Es sind die vielen kleinen Videos, Fotos und Soundschnipsel, die der Welt derzeit etwas über die tatsächliche Situation in Schanghai erzählen, so wie dieses Telefongespräch:

"Sagen Sie Ihren Vorgesetzten, dass das eine Schande für Schanghai und China ist", sagt der deutsche Geschäftsmann am Telefon. "Sagen Sie, dass diese Politik dumm ist und dass sie nicht funktioniert!"

Die Frau am anderen Ende der Leitung versucht zu beschwichtigen: "Ich weiß ..."

"Nein, Sie wissen gar nichts, Sie haben keine Ahnung, welcher Irrsinn hier vor sich geht", unterbricht sie der Mann. Doch die Frau erwidert: "Aber Ihr Test war positiv, Sie werden heute abgeholt und in ein Quarantänecamp gebracht. So sind die Regeln."

Grelles Licht, keine Dusche

Im Laufe des zehnminütigen Gesprächs stellt sich heraus, dass der Mann und seine Frau vor einigen Tagen schon einmal in ein "Fangcang"-Krankenhaus, wie die Quarantänecamps heißen, gebracht worden waren. Dort aber stellte man einen Fehler im System fest, der PCR-Test war nun doch negativ, sie durften wieder nach Hause. Allerdings sollten sie erneut getestet werden, das aber passierte nie. Stattdessen der Anruf zwei Tage später, man wolle sie nun wieder in ein Camp bringen.
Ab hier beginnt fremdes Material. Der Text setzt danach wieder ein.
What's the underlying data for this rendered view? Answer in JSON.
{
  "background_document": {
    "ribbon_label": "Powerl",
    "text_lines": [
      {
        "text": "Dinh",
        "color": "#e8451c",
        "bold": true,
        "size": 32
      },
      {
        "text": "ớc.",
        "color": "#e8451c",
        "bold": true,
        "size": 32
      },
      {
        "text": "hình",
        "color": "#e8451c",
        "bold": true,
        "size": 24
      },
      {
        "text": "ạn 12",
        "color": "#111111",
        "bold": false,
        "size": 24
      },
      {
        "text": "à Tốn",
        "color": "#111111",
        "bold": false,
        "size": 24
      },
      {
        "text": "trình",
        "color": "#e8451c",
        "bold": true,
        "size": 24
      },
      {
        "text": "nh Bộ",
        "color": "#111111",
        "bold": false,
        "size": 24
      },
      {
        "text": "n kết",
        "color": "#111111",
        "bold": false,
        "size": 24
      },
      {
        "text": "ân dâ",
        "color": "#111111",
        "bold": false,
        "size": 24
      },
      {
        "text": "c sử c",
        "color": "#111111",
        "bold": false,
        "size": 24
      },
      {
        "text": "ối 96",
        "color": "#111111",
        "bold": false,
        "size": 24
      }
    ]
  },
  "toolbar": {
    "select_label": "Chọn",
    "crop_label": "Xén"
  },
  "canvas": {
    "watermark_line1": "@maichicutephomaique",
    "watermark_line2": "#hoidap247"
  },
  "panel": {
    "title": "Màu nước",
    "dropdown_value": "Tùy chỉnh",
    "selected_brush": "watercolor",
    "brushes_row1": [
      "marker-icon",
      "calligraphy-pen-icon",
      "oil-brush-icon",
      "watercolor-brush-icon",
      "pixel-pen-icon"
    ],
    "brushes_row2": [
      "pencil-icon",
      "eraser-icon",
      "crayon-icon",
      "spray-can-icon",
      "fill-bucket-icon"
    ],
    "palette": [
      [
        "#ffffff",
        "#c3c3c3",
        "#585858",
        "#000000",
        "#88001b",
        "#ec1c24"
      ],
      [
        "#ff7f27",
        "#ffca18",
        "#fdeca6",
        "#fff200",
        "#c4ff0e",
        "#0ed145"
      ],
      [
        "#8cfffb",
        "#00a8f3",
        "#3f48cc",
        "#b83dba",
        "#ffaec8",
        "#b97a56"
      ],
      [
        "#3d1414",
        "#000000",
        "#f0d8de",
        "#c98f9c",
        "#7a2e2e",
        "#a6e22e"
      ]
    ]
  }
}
Die Zustände dort sind grauenhaft: tausende Betten aneinandergereiht, grelles Licht, das die ganze Nacht brennt, keine Duschen, verdreckte Toiletten.

"Jeder ist fassungslos, dass dies in der fortschrittlichsten Stadt Chinas passiert", sagt Jörg Wuttke, Präsident der Europäischen Handelskammer. Wirtschaftsverbände wie die EU-Kammer, sonst im Ton überaus konziliant, bitten die Regierung in Peking inständig, die Covid-Politik zu überdenken. Nicht nur weil derzeit viele Fabriken nicht mehr arbeiten können, sondern auch weil der Druck für Mitarbeiter immer mehr zunimmt.
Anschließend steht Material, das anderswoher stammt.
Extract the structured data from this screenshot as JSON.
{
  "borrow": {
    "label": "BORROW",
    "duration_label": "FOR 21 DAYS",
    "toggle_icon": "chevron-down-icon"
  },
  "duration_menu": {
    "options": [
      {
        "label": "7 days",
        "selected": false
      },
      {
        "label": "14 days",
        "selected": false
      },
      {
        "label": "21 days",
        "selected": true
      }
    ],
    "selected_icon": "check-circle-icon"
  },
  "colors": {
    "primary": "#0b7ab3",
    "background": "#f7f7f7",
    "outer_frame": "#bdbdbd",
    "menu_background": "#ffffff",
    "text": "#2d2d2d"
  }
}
Während in der ausländischen Community Schanghais Ärger und Angst wachsen und erste Konsulate dabei sind, ihre Bürger zu evakuieren, geht es bei den weniger privilegierten Einwohnern der Metropole um Leben und Tod.
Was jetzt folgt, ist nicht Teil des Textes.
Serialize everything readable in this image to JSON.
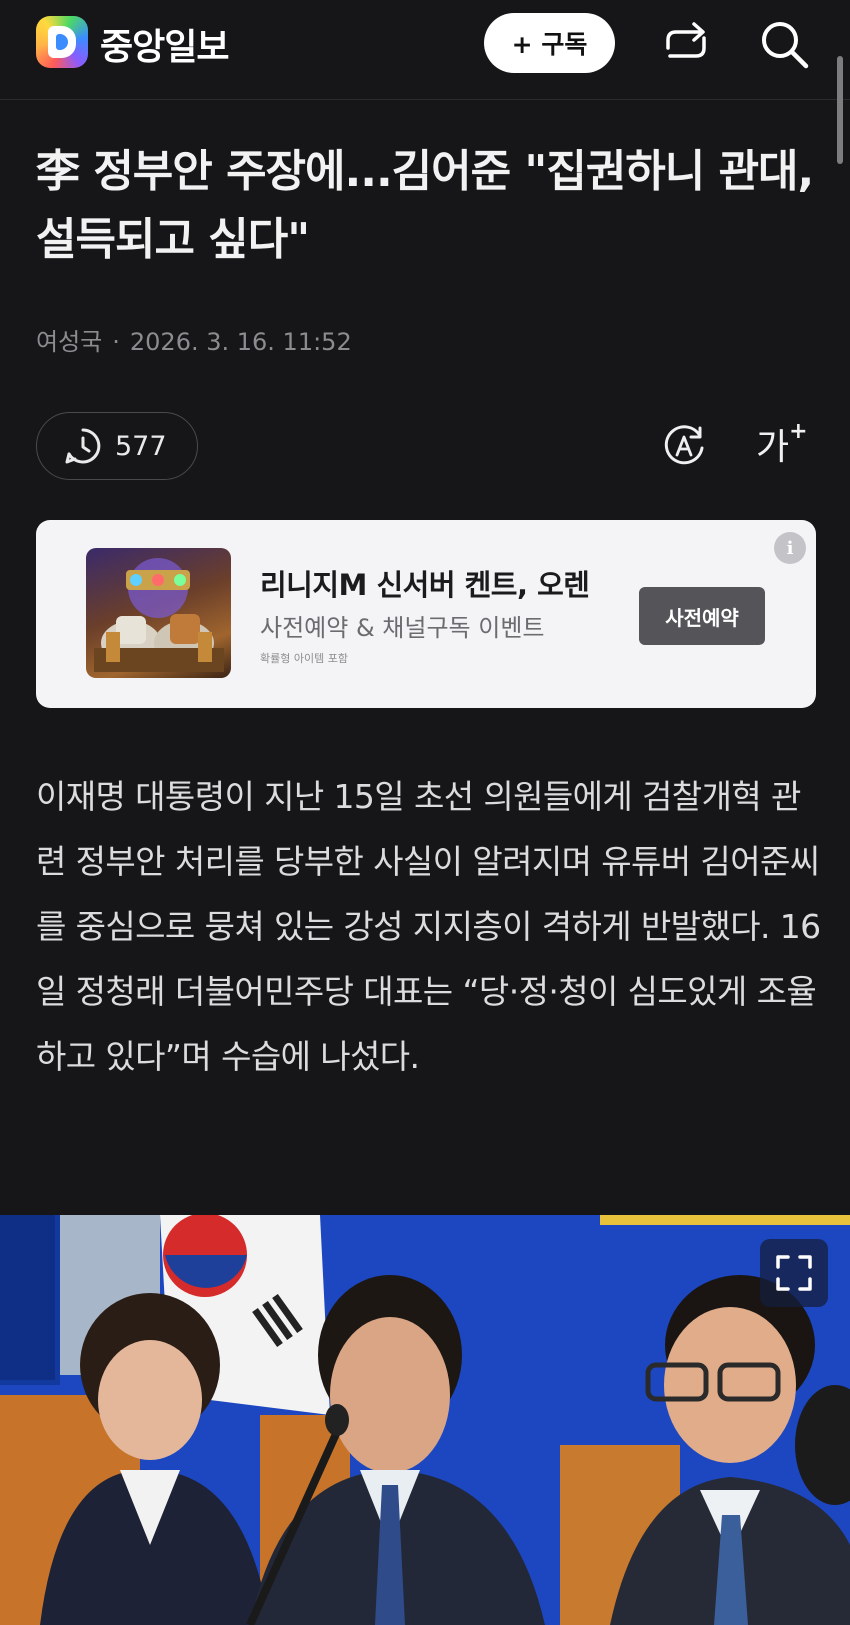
{
  "header": {
    "brand_name": "중앙일보",
    "subscribe_label": "+ 구독",
    "icons": [
      "daum-logo-icon",
      "share-icon",
      "search-icon"
    ]
  },
  "article": {
    "headline": "李 정부안 주장에...김어준 \"집권하니 관대, 설득되고 싶다\"",
    "author": "여성국",
    "separator": "·",
    "date": "2026. 3. 16. 11:52",
    "view_count": "577",
    "font_size_label": "가",
    "font_size_plus": "+",
    "body": "이재명 대통령이 지난 15일 초선 의원들에게 검찰개혁 관련 정부안 처리를 당부한 사실이 알려지며 유튜버 김어준씨를 중심으로 뭉쳐 있는 강성 지지층이 격하게 반발했다. 16일 정청래 더불어민주당 대표는 “당·정·청이 심도있게 조율하고 있다”며 수습에 나섰다."
  },
  "ad": {
    "title": "리니지M 신서버 켄트, 오렌",
    "subtitle": "사전예약 & 채널구독 이벤트",
    "note": "확률형 아이템 포함",
    "button_label": "사전예약",
    "info_label": "i"
  },
  "colors": {
    "background": "#161618",
    "ad_background": "#f4f4f6",
    "ad_button": "#555559",
    "photo_backdrop": "#1d46b8"
  }
}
Zwar versorgt die Stadtregierung die Menschen mit Lebensmittelpaketen, aber das scheint unterschiedlich gut beziehungsweise schlecht zu funktionieren. Nicht selten ist das Gemüse bereits angefault oder mit der Chlortinktur, mit der alles und jeder ständig überzogen wird, durchtränkt. Immer wieder werden Menschen in ihren Wohnungen eingeschlossen und die Haustüren versiegelt.

Zahl Drei als Erfolg

Drei Todesfälle hat die Stadtregierung jetzt vermeldet. Sicherlich, alle Zahlen aus China waren und sind mit Vorsicht zu genießen. Sie sagen mehr über die Ziele der Regierung als über die Realität. Und Ziel war es immer, die Zahl der Corona-Toten niedrig zu halten. Und so steht die Zahl Drei für Erfolg. Denn über die Zahlen auf der anderen Seite der Gleichung wird erst einmal nichts berichtet.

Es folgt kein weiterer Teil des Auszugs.